Climate change has destroyed half of Japan's major coral reef
The reef, located in front of Ishigaki island in Okinawa and protected as a natural reserve, boasts over 70 coral species and is considered one of the ...
Tokyo: More than half of Japan's largest coral reef has been destroyed due to the rise in water temperatures this year, says a study released by the Ministry of Environment on Friday.
The reef, located in front of Ishigaki island in Okinawa and protected as a natural reserve, boasts over 70 coral species and is considered one of the oldest and largest in the northern hemisphere, Efe news reported.
Ninety-seven per cent of the corals have undergone bleaching and 56 per cent have died, according to the ministry study which analysed the reef between September and October.
The deterioration was attributed to the 2 degree Celsius rise in average water temperatures in the area and the ministry warned that the remaining corals are at risk of disappearing in these conditions.

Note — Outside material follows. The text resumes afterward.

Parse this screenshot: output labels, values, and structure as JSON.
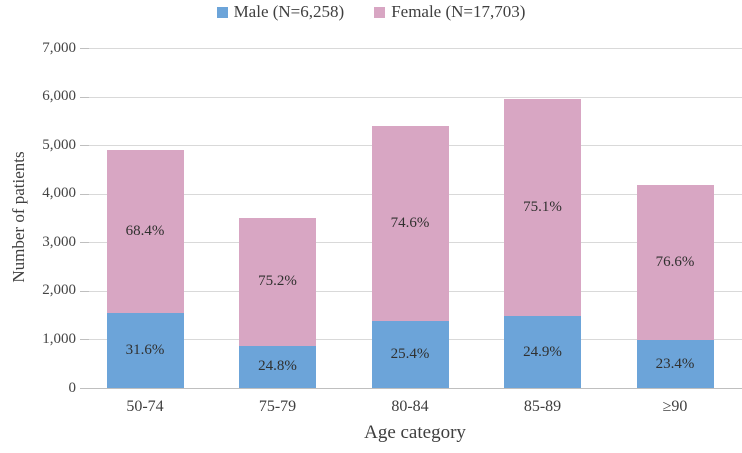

The meteorological phenomenon of El Nino, which causes temperatures of the sea surface to rise, has contributed to the coral bleaching around the world this year, including some of the largest protected reefs in Australia, Thailand and Maldives.
Coral bleaching occurs when they are faced with constant and extreme changes of temperature, light and nutrients.This process puts at risk the abundance of fish species that depend on the reefs for their shelter and food.
In the Indian and Pacific oceans, if greenhouse gas emissions continue at the current level, fish stocks could diminish between 10 and 30 per cent by 2050 compared to the 1970-2000 period, according to data from the International Union for Conservation of Nature.